Rhythmic Material




Exercises for Jurjina

To practice rhythms I always recommend starting with a metronome. If you have access to a metronome that can mimic the dum and the tak of a rhythm, or even a loop of a percussion instrument playing the rhythm, that is even better. Start out by playing the rhythm with octaves, aligning with the dum and the tak. For odd time signatures I would recommend to always keep the subdivision in mind, and emphasize the stronger beats. When this feels comfortable, move on to playing small fragments of scales, or even better, jins, on top of the rhythm, keeping the strong beats in mind. Try to fill in the weaker beats with less important notes. Repeat phrases that feel natural to let them sink in.

          During my research I spent considerable time practicing the jurjina rhythm. In the end I made two pages of exercises for upright bass players, involving scales, arpeggios, thumb position, triplets and cross-rhythms. These exercises can be found all together in a PDF in appendix 2.


Exercise 1:

For this exercise I had the idea to combine the jurjina rhythm with an exercise involving diatonic triads. The problem was the uneven division of the rhythm, versus the consistent division in threes of the arpeggios. To resolve this I decided to play ‘the two-parts’ of the jurjina rhythm in triplets. This resulted in a very nice implication of acceleration within the bar. It gives a nice dynamic to the rhythm, and to the exercise. For this I decided to play diatonic triads in Bb, up and down alternating, moving up and down the scale.


Exercise 2:

This exercise consists of diatonic arpeggios, played in groups of five. This way they fit the jurjina rhythm perfectly. The exercise moves up the major scale diatonically, alternating upward and downward movement. To fit the subdivision of five, I stacked thirds on top of eachother, essentially creating a 9th chord (1-3-5-7-9).


Exercise 3:

This exercise combines the idea of a cross rhythm with the jurjina rhythm. The notes in the brackets form diatonic triads moving up. The rhythmic placement of the triads makes this exercise a loop, so it can be repeated.


Exercise 4:

This exercise consists of a diatonic scale walking upwards. To move up the scale, ten eighth notes are used. With the addition of a chromatic passing tone, the first beat of the next bar lands on the third, one octave up, of the starting point. Every second bar consists of a downward arpeggio that follows the jurjina subdivision. The chromatic passing tone is placed either before the first beat of the next bar, or right before the middle of the bar. This sounded the most natural to me.


Exercise 5

This exercise uses the same rhythmic idea as exercise 1, using triplets in the parts of the bar that are usually divided by two eighth notes. This particular exercise makes use of the possibility of playing hammer-ons on the bass. The exercise is basically the four open strings on the subdivision of the jurjina rhythm, with two hammered-on notes played behind it. The result is a more melodic application of the rhythmic idea that was presented in exercise 1.


Exercise 6

Exercise 6 employs the idea of playing groups of three eighth notes, until it lands on a downbeat. Exercise 6A consists of three groups of three notes, forming a total of nine notes. To land on the first beat of the next bar, one should start playing the pattern on the second eighth note of the bar, to land on the downbeat of the next. The notes used are stacks of fourths, across the three higher strings of the bass, moving up chromatically.

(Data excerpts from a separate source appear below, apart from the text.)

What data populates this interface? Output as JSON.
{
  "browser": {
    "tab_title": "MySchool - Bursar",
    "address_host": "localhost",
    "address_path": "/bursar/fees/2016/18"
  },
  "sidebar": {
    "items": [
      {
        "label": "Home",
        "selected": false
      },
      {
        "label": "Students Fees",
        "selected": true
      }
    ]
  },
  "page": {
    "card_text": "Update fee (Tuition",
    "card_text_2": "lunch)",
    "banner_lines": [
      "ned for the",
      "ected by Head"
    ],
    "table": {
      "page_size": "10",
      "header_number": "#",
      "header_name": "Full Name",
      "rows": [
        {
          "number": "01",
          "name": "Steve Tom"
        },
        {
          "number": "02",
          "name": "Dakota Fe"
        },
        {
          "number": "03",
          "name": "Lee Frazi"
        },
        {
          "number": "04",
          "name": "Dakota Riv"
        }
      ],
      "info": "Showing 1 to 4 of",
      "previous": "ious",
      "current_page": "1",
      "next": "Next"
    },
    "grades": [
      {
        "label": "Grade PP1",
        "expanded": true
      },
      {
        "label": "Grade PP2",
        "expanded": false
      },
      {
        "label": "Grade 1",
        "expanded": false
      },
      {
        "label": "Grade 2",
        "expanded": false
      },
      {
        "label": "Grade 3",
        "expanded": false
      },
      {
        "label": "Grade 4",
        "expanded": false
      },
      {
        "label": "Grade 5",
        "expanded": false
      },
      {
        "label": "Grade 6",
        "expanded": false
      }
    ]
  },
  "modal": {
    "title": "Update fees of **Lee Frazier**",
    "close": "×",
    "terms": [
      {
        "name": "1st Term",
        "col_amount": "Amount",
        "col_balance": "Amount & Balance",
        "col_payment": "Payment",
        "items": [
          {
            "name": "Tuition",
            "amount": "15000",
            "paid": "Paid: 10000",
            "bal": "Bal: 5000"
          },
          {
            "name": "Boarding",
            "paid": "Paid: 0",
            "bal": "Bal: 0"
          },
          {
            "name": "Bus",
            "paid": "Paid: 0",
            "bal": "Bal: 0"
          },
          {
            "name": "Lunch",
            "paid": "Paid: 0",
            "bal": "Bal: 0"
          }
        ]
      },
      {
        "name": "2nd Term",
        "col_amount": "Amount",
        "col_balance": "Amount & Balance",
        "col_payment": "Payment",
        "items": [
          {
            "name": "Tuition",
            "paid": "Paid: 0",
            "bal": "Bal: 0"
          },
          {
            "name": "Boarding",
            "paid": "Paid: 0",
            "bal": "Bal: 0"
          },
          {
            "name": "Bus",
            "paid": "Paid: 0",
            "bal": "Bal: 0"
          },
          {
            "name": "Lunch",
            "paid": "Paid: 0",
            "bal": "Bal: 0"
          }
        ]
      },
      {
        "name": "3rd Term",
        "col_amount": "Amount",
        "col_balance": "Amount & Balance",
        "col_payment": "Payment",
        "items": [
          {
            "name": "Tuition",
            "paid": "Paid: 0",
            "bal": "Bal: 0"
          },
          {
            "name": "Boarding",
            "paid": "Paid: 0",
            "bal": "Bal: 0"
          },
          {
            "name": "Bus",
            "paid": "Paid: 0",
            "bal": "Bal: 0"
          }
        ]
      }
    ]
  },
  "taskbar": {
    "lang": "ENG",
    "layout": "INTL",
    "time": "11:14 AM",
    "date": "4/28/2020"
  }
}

          Exercise 6B is an extension of the same idea, but now taken one step further. The first part of the subdivision of the jurjina rhythm is also a group of three eighth notes, so the pattern could even be extended one unit if threes further. In this particular case I created a lick over a II-V7 chord progression.

          Exercise 6C is another extension of exercise 6A, but now instead of three groups of three notes, six groups of three notes are used. In this exercise I also used the same principle of stacks of fourths, moving up chromatically.


Exercise 7

This exercise consists of a rhythmic pattern, followed by a scale. This results in a vamp-like groove that can serve as accompaniment for a solo, or improvisation. This example is written in Cm7-Bbmaj7, but could be transposed into any key or chord progression.